Dear Friends & Colleagues,
This is a timely podcast. If you are not already a believer that social media is an integral part of our healthcare system and the larger social narrative on illness and health, then I would strongly urge you to listen to this interview.
In this episode, I speak with Lisa Bookwalter, the Director Health – Twitter Client Solutions. Lisa, who joined Twitter this past September, oversees all health client partnerships as well as Twitter’s market positioning in the health space. Prior to joining Twitter, she was a senior director at Healthline Media where she spent the past 9 years creating innovative ways for advertisers to connect with their consumers and clients.
In this interview, you’ll hear:
- The ways in which individual healthcare consumers are using Twitter, nationally and across the globe.
- How healthcare providers and the medical community are using Twitter.
- The role Twitter is playing in public health crises, like the current covid19 pandemic.
- How and why pharmaceutical & device manufacturers are shifting from static websites to engaging consumers on social media channels.
- How Twitter differs from other social media platforms; and how Twitter is deploying safeguards for their consumers, particularly in the domain of healthcare and health.
I was struck by a number of revelations during this interview.
First – I really appreciated how Lisa kept pointing out that Twitter is an open platform for authentic human connectivity. As she put it, Twitter is the place people go to tell strangers the truth about themselves. This rang true to me. Unlike Facebook, Twitter is not about connecting with family & friends, or some specifically defined & circumscribed community. It’s an open, global format focused on enabling the sharing of raw experiences, thoughts and issues. It’s the place you go to connect to issues of immediate and timely concern – issues that are enhanced by diverse outreach & participation.
Second – Twitter and other social media platforms are rapidly becoming the ‘go-to’ for brands looking to enhance consumer engagement. There is formal advertising on Twitter, but there are also other more organic forms of consumer engagement. The ability to ‘listen’ and understand consumers on Twitter – to receive authentic feedback on products and services seems to be emerging as superior to legacy forms of marketing such as brand websites.

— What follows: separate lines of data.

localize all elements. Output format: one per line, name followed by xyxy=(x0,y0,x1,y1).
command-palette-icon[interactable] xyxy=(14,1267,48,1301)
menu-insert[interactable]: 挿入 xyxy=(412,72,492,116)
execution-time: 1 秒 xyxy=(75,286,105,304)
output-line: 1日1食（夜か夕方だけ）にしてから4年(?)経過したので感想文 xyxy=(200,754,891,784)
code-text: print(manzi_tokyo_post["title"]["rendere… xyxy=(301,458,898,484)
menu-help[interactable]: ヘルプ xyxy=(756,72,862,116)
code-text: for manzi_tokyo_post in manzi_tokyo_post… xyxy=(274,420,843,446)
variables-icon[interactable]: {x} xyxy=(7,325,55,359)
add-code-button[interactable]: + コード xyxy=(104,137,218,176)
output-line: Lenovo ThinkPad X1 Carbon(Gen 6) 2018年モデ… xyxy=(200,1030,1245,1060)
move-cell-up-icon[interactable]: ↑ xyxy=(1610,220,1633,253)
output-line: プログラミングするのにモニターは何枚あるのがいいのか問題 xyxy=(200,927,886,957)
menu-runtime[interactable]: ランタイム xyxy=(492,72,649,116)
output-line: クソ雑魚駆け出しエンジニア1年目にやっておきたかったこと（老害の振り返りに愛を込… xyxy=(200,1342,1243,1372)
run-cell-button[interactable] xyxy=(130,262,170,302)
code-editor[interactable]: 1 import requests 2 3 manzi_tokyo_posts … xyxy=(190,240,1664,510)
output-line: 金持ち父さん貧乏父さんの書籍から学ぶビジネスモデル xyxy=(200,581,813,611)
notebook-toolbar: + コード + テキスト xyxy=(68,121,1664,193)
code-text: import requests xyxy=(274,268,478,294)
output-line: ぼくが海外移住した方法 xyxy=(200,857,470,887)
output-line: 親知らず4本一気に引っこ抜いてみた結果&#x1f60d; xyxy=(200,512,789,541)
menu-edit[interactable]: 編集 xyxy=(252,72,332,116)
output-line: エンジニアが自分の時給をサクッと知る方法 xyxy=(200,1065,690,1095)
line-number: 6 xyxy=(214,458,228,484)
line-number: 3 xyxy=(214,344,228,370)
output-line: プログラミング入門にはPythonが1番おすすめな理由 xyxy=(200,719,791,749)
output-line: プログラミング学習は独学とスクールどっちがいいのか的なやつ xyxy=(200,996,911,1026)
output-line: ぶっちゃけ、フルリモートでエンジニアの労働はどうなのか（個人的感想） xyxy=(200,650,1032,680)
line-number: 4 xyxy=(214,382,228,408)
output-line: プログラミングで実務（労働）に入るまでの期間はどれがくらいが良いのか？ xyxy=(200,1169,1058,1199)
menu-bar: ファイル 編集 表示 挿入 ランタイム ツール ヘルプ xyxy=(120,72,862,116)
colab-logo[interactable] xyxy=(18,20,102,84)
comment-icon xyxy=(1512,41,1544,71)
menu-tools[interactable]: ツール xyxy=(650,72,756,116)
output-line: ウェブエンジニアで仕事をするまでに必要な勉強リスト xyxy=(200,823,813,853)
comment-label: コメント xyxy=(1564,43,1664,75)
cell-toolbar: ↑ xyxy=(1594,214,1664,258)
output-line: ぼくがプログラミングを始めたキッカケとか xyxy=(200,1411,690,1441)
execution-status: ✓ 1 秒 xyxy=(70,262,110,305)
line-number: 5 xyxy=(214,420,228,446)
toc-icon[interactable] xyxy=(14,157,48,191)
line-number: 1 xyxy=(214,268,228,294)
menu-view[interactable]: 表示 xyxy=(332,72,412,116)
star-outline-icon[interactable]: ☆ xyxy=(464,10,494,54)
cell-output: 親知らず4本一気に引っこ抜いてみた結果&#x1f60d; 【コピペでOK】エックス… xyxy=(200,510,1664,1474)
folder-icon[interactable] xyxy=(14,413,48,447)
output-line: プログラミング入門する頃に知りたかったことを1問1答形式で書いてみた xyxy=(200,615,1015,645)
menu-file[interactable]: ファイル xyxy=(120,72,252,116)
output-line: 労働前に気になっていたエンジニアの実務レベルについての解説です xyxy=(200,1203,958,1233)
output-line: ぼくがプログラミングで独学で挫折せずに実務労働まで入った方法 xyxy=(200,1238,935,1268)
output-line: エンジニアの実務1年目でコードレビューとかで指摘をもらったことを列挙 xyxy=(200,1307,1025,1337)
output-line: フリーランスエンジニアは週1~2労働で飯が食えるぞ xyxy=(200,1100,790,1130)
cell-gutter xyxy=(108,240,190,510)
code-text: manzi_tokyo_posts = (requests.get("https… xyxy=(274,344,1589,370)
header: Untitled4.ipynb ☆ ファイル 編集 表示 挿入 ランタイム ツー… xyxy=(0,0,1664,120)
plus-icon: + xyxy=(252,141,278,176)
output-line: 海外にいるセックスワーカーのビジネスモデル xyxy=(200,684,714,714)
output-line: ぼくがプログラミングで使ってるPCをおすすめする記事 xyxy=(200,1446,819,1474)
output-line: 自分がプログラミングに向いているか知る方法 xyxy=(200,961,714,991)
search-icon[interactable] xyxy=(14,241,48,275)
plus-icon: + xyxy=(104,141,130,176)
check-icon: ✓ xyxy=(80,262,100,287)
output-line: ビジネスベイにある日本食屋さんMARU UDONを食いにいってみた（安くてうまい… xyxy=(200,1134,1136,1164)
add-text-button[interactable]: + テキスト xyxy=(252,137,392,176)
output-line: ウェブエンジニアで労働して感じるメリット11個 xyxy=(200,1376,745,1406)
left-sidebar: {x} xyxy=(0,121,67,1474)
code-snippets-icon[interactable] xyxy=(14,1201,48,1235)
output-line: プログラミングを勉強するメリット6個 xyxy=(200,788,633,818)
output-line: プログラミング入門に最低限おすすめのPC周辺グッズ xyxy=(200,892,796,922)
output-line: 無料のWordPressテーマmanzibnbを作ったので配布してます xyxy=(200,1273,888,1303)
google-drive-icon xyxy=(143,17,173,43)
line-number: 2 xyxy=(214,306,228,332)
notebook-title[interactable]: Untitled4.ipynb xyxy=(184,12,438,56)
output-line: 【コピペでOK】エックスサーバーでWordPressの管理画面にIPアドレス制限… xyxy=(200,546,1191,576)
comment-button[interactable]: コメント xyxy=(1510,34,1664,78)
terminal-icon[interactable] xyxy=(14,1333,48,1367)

Third – Twitter and other social media platforms are rapidly becoming forums not only for conversation, but also for customer service. I was unaware that some companies are already utilizing Twitter for actual customer transactions. During the interview, Lisa gave the example that airlines are leveraging Twitter to allow customers to change their flights.
Prior to speaking with Lisa, I hadn’t realized the extent to which Twitter could be used by healthcare consumers (patients) who were seeking information regarding treatment or referrals; and who were also wanting to connect with others who had been or were going through similar situations. During the interview I remarked to Lisa that Twitter has the potential to be the largest and most facile patient support group. It also has the potential to be a highly effective form of behavior change. Social network theory has demonstrated that one of the most powerful motivators for sustained change is the connection to others who are exhibiting specific behaviors. It might be that Twitter and other social media platforms are the next-gen motivational and behavior change tools in our society.
I came away from this interview with a much greater sense of how social media can, at an unprecedented scale, transform the healthcare consumers’ experience and healthcare professionals’ capabilities. Lisa Bookwalter’s fundamental premise is that Twitter is about providing people with authentic, meaningful, real-time human connection, on issues that are of immediate importance. If an underlying principle of healthcare is also about human connection, then there is a synergy here I think few of us have yet to fully comprehend.